Certains pensent qu'ils font un voyage ; en fait, c'est le voyage qui vous fait ou vous défait (Nicolas Bouvier, L'usage du monde).
- Martel en tête ou les tribulations d’un royal crâne
- Massimo le magnifique
- Villa Giudita
- Lâcher prise
- L’été des deux chagrins
- La monnaie de sa pièce
- Un désir d’arc-en-ciel
- La chambre d’appel
- Si la photo est bonne…
Dans les neuf nouvelles qui composent ce recueil, il est plus question de rencontres que de voyages, au contraire de ce que laisse croire le résumé de quatrième de couverture. Ces textes dont les histoires sont en apparence simples, presque banales, nous parlent avec une certaine sensibilité du rapport à l’autre dans toutes ses variantes. Il y a ces personnes que l’on croise et qui changent nos vies, pour le meilleur ou le pire, ces rencontres brèves qui ne laissent qu’un mince souvenir et à cause desquelles, quand on y repense, on ne peut qu’explorer le champ des possibles en esprit avec nos « et si » approximatifs, qui resteront à jamais invérifiables. Rencontres dérangeantes, désagréables ou au contraire inespérées, gens qui ne se comprennent pas ou se comprennent au contraire trop bien, communion d’âmes, sympathie innée ou qui se tisse petit à petit… Les rencontres sont multiples, mais toujours enrichissantes à leur façon et c’est cela, cette alchimie fragile qu’il peut y avoir dans la confrontation à autrui, que vous trouverez dans ce recueil empreint d’humanisme.
Sans chercher à donner des leçons ou à montrer les gens meilleurs qu’ils ne le sont, l’auteur brosse des situations qui sortent un peu de l’ordinaire, ce qui évidemment justifie leur récit, mais n’enlève rien au fait qu’elles restent plausibles, presque normales.
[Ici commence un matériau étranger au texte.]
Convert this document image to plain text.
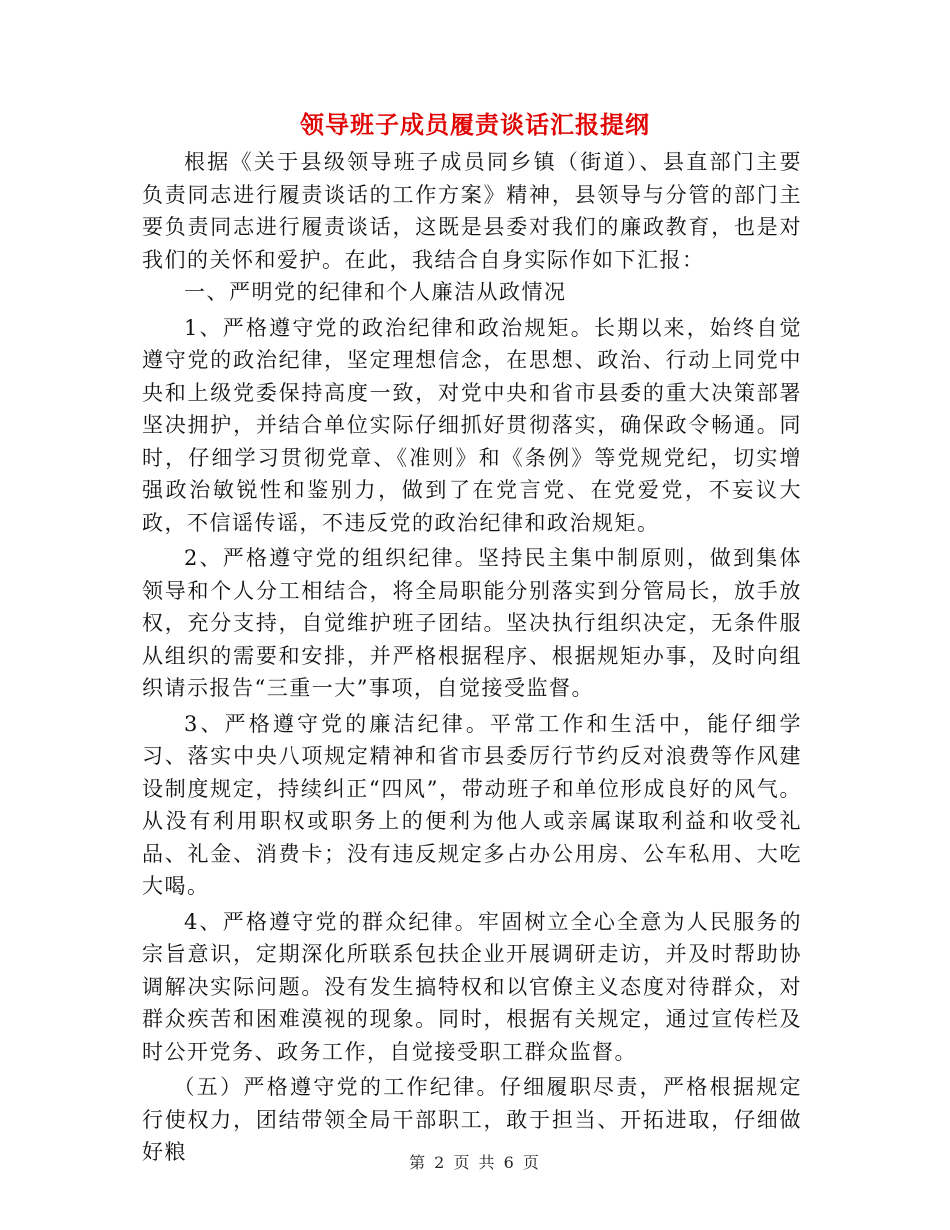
领导班子成员履责谈话汇报提纲

根据《关于县级领导班子成员同乡镇（街道）、县直部门主要负责同志进行履责谈话的工作方案》精神，县领导与分管的部门主要负责同志进行履责谈话，这既是县委对我们的廉政教育，也是对我们的关怀和爱护。在此，我结合自身实际作如下汇报：

一、严明党的纪律和个人廉洁从政情况

1、严格遵守党的政治纪律和政治规矩。长期以来，始终自觉遵守党的政治纪律，坚定理想信念，在思想、政治、行动上同党中央和上级党委保持高度一致，对党中央和省市县委的重大决策部署坚决拥护，并结合单位实际仔细抓好贯彻落实，确保政令畅通。同时，仔细学习贯彻党章、《准则》和《条例》等党规党纪，切实增强政治敏锐性和鉴别力，做到了在党言党、在党爱党，不妄议大政，不信谣传谣，不违反党的政治纪律和政治规矩。

2、严格遵守党的组织纪律。坚持民主集中制原则，做到集体领导和个人分工相结合，将全局职能分别落实到分管局长，放手放权，充分支持，自觉维护班子团结。坚决执行组织决定，无条件服从组织的需要和安排，并严格根据程序、根据规矩办事，及时向组织请示报告“三重一大”事项，自觉接受监督。

3、严格遵守党的廉洁纪律。平常工作和生活中，能仔细学习、落实中央八项规定精神和省市县委厉行节约反对浪费等作风建设制度规定，持续纠正“四风”，带动班子和单位形成良好的风气。从没有利用职权或职务上的便利为他人或亲属谋取利益和收受礼品、礼金、消费卡；没有违反规定多占办公用房、公车私用、大吃大喝。

4、严格遵守党的群众纪律。牢固树立全心全意为人民服务的宗旨意识，定期深化所联系包扶企业开展调研走访，并及时帮助协调解决实际问题。没有发生搞特权和以官僚主义态度对待群众，对群众疾苦和困难漠视的现象。同时，根据有关规定，通过宣传栏及时公开党务、政务工作，自觉接受职工群众监督。

（五）严格遵守党的工作纪律。仔细履职尽责，严格根据规定行使权力，团结带领全局干部职工，敢于担当、开拓进取，仔细做好粮	第 2 页 共 6 页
Certaines histoires m’ont plus intéressée que d’autres, mais c’est plus une question de goût que de style. Il y a une grande cohérence dans ce recueil et les différents textes se valent plus ou moins en qualité. Le style varie peu, agréable, mais sans plus, avec ses longues phrases fleuves. Il y a par contre de nombreuses coquilles, des sauts de ligne inexplicables, un usage des tirets plutôt incongru et quelques autres petites erreurs de ce genre qui gâchent un peu la lecture et m’ont agacée. Mais revenons au plus important : les nouvelles en elles-mêmes.
Certains textes, donc, m’ont laissée de marbre, comme Villa Giudita ou encore Un désir d’arc-en-ciel, parce que, tout en n’étant pas déplaisants pour autant, ils sont assez convenus. D’autres par contre m’ont séduite par leur originalité. Je pense notamment au premier texte qui ouvre ce recueil et qui nous parle de la confrontation de deux cultures ou de deux visions du monde, cela dépend de quel point de vue on se place. Le mysticisme et la tradition se trouvent en face de la logique, qui n’admet ni l’à peu près, ni le symbolisme. J’ai apprécié le thème autant que la façon dont il a été traité.
Massimo le magnifique est une nouvelle aussi agréable à lire que la précédente, grâce, en grande partie, à son petit côté décalé. La situation sortant de l’ordinaire dans laquelle se trouvent empêtrés les personnages n’est pas non plus étrangère à l’intérêt de ce récit. C’est un texte pétri d’humanisme et c’est probablement pour cela qu’il me plaît.
Pour d’autres, comme La chambre d’appel et Lâcher prise, j’ai plus apprécié le propos que le récit en lui-même.
L’été des deux chagrins et Si la photo est bonne… sont pour moi un peu à part, par rapport aux autres textes. Ils sont consacrés à l’esprit de groupe, mais par l’intermédiaire d’un individu, sans doute pour ne pas présenter le groupe comme une masse compacte qui nous serait inaccessible. J’ai beaucoup aimé le premier, mais le second m’a laissé une impression mitigée, comme s’il manquait quelque chose à cette histoire, bien que la façon dont peuvent se créer des liens dans les groupes soit bien amenée.
Ma grande préférence va finalement à La monnaie de sa pièce, récit conté par un jeune homme. Celui-ci nous parle de la rencontre d’une classe avec un professeur un peu particulier et de cette année spéciale passée auprès de lui. Cette histoire de solidarité, de liens qui se tissent, d’alchimie qui se crée et perdure représente bien l’esprit de ce recueil, car il n’est, dans toutes ces nouvelles, question que de cela.
Je ne garderai sans doute pas un souvenir impérissable de cette lecture dans son entier, mais plutôt de certains textes en particulier. Quoi qu’il en soit, Villa Giudita et autres nouvelles et un recueil bien construit, cohérent, au thème plaisant et plutôt bien développé.